La littérature comme réservoir de motifs

Quatre siècles avant Alvesson et Spicer, Molière s’intéressait lui aussi à la bêtise, mais dans un tout autre contexte que celui des organisations. En observateur acerbe de la société de son temps, Molière a mis en scène la plupart des travers humains : l’avarice, l’hypocrisie, l’infidélité et surtout la bêtise. Dans Le médecin malgré lui, le dramaturge français nous offre une caricature sans concession des médecins du Grand Siècle. Dès lors, l’écriture satirique du dramaturge apparaît essentielle pour mieux comprendre les rouages subtils de la bêtise humaine.

Et si finalement Molière devenait un auteur tout aussi incontournable qu’Alvesson et Spicer pour penser la bêtise dans les organisations ? Il s’agirait alors de considérer la littérature comme un réservoir de motifs dans lequel on viendrait puiser des éléments de réflexion pour mieux comprendre ce qui se joue dans les organisations.

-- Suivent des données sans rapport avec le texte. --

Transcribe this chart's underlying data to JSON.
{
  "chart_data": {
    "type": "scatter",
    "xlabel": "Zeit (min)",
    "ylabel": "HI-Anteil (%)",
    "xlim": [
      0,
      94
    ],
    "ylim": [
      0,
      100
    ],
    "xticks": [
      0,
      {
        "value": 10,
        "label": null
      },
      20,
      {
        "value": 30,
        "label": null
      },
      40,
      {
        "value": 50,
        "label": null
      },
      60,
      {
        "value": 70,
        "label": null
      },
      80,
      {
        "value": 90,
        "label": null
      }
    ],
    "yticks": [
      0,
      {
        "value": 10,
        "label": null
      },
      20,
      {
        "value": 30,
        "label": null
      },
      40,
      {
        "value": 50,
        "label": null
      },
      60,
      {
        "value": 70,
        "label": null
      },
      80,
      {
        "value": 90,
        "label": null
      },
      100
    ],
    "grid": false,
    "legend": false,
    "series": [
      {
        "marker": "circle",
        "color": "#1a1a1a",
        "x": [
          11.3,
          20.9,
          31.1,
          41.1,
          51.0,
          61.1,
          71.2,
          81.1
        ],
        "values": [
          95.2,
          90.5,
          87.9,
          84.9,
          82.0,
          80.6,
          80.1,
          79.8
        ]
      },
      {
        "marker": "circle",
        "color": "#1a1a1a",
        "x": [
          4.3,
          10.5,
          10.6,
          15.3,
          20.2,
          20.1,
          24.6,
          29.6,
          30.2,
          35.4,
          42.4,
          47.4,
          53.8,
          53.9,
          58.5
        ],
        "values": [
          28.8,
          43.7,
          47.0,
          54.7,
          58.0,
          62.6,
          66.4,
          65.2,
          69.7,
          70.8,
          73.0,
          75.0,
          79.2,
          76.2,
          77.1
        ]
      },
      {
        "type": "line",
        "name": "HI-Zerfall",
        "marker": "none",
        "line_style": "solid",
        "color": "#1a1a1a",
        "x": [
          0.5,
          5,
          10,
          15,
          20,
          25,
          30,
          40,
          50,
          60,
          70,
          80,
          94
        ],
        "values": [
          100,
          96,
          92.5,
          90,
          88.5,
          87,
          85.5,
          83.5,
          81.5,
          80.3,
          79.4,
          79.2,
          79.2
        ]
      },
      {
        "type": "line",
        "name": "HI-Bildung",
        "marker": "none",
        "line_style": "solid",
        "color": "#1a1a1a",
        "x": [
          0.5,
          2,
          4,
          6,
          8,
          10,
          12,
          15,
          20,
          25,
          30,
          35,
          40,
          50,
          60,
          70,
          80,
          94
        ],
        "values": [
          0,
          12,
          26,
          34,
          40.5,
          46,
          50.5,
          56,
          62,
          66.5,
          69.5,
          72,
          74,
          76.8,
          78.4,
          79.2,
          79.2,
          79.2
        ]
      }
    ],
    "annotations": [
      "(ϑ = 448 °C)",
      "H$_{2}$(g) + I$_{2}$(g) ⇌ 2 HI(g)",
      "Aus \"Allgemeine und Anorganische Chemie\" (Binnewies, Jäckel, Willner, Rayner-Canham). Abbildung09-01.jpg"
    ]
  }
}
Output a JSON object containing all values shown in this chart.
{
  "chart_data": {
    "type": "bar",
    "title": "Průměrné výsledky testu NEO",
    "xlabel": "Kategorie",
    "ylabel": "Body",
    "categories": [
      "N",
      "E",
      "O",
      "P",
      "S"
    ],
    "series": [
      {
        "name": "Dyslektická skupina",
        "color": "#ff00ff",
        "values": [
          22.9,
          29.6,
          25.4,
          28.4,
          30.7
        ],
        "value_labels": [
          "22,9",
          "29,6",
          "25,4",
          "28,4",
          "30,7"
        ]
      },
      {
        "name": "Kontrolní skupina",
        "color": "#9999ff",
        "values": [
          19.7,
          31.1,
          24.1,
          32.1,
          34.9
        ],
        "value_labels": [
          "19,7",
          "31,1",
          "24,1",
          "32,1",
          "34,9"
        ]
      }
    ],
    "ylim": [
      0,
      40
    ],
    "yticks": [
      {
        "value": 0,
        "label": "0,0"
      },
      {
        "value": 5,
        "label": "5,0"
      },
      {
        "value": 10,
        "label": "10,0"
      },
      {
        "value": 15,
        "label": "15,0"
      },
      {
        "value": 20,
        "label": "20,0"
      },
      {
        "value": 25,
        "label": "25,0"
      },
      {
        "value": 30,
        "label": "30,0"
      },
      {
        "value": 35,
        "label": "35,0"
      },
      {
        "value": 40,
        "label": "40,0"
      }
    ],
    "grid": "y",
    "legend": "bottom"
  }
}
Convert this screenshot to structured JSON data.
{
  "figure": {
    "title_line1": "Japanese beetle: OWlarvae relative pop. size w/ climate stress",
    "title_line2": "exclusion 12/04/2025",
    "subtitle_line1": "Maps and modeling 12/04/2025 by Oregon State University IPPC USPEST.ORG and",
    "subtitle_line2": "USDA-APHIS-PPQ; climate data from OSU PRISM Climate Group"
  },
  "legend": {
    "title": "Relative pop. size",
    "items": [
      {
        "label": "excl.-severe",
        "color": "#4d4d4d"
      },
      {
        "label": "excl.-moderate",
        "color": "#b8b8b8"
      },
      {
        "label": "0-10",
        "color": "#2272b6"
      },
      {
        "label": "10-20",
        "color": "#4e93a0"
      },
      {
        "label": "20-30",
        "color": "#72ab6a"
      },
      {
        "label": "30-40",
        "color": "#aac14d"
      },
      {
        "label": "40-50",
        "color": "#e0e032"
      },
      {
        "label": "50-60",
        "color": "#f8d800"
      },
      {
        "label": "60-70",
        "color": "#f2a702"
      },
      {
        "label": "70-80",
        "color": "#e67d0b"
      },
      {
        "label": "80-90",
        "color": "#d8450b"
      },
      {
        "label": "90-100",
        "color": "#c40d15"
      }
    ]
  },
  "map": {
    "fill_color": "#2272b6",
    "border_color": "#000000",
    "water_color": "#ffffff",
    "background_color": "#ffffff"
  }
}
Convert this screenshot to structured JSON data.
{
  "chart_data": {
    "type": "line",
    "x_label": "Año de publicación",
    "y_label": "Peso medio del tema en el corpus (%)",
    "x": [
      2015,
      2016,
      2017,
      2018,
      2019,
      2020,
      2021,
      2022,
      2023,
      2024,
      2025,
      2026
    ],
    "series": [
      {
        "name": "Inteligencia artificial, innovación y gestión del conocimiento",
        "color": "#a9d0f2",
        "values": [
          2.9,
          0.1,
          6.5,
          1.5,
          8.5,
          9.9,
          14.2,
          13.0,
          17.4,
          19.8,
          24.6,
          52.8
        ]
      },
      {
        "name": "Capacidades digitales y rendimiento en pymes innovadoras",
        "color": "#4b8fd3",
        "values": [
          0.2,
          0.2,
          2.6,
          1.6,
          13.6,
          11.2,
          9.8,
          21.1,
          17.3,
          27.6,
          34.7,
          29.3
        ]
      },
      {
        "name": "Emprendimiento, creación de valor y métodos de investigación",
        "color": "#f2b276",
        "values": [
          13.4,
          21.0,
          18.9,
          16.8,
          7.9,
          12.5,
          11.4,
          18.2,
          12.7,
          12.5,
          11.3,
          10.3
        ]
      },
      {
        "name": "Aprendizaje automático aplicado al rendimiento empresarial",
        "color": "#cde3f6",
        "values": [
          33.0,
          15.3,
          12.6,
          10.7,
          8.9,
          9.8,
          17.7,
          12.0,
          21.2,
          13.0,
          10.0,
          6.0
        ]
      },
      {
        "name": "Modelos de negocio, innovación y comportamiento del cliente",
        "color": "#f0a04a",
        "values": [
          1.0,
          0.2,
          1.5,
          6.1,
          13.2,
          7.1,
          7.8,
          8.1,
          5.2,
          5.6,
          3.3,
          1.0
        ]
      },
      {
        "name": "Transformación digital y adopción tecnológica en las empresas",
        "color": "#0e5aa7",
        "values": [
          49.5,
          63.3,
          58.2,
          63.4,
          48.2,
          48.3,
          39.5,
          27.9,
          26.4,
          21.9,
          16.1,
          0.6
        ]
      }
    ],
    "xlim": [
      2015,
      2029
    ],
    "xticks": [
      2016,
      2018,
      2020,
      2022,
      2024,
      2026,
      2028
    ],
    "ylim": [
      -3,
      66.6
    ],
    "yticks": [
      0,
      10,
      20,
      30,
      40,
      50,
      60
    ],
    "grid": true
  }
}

Cette invitation à un dialogue entre les deux champs disciplinaires a notamment été initiée par l’économiste et professeur émérite à Stanford, James Gardner March. En effet, ce professeur a marqué des générations d’étudiants en délaissant les classiques « études de cas » pour travailler à partir d’œuvres littéraires comme « Guerre et Paix » ou « Don Quichotte ».

Dans l’ouvrage collectif Littérature et management paru en 2018, les professeurs Fabien de Geuser et Alain Max Guénette saluent eux aussi les potentialités offertes par la littérature pour enrichir les modèles gestionnaires. Dès lors, littérature et sciences de gestion ne doivent pas être envisagées comme deux champs hermétiques mais bien comme deux domaines qui s’interpénètrent mutuellement.

Les deux formes de la bêtise

On distingue traditionnellement deux formes de bêtise. Il y a tout d’abord une bêtise première, une bêtise essentielle qui est l’apanage de l’inculte, de l’ignorant et de l’incompétent. Elle résulte de l’absence d’études approfondies ou d’un manque de compétences techniques. Même si elle peut se révéler dangereuse, cette première forme de bêtise est curable grâce à l’injection soutenue des connaissances qui font défaut.

Cependant, s’il suffisait d’être intelligent pour ne pas être bête, autrement dit si la bêtise n’était qu’une affaire d’inculture ou d’ignorance alors l’espoir serait permis. Malheureusement, les choses ne sont pas si simples.

Loin d’endiguer la bêtise, l’intelligence peut avoir pour effet de donner à l’imbécile la conviction littéralement confortable que la bêtise ne le concerne pas. C’est ce que le philosophe Clément Rosset appelle la « bêtise du second degré », c’est une bêtise intelligente mais foncièrement incurable puisque l’imbécile croit qu’il est déjà sauvé. L’homme bête brandit alors sa culture comme un parafoudre oubliant par là même qu’il suffit de croire qu’on échappe à la bêtise pour tomber dedans.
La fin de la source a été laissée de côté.